Литмир - Электронная Библиотека
A
A

В полдень стукнет на Фроловской стрельнице пушка – полетят с куполов белые хлопья, посыплется белая пыль, будто кто тряхнет высокие, похожие на снежных баб соборные маковки. На стрельницах сменятся пушкари. Скинув бараньи тулупы, разбредутся по кабакам: кто к Фетинье, а кто в Занеглименье, к бронникам, в их питейную избу, которая прозвана на Москве «Гузном».

В ненастный день после полудня совсем пустеет Москва. Расходятся с торга последние людишки, разъезжаются по гостиным дворам купцы, мытник завязывает свою кожаную сумку, несет ее на Мытный двор – привешивать свинцовую печать.

Тихо. Пустынно. Угрюмо.

Через весь посад, через Китай-город – по Никольской, по Ильинке, по Варварке – метет сквозная поземь: хлещется о кремлевские стены и стрельницы, наметает сугробы под самые бойницы, а по Тверской, со степи, через растворенные городские ворота, рвется встречный ветрище. Сшибаются ветры, закручивают неистовую завирюху – кажется, вот-вот земля скрутится свитком.

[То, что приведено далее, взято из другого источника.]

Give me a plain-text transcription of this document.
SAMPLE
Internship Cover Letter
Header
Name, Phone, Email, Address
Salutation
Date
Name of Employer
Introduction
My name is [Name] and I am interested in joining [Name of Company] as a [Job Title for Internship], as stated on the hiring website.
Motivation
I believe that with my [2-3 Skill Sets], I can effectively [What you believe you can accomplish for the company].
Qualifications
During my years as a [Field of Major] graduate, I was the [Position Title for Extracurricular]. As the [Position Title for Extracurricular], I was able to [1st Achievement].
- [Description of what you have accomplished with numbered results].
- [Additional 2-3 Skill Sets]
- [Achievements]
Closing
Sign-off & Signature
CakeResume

На звонницах глухо погудывают раскачиваемые ветром колокола. Они то затихают, то с новым порывом ветра сильней напрягают свой гуд – тогда чудится, будто жалобно и надрывно стонет под снегом земля.

В белом мраке лишь-лишь проступают снежными глыбами Кремль, Покров…

До сумерек висит над городом густая, вспененная бель, а с сумерками почернеет, отяжелеет, опадет на землю, и до рассвета будет лежать на улицах и площадях холодная темень.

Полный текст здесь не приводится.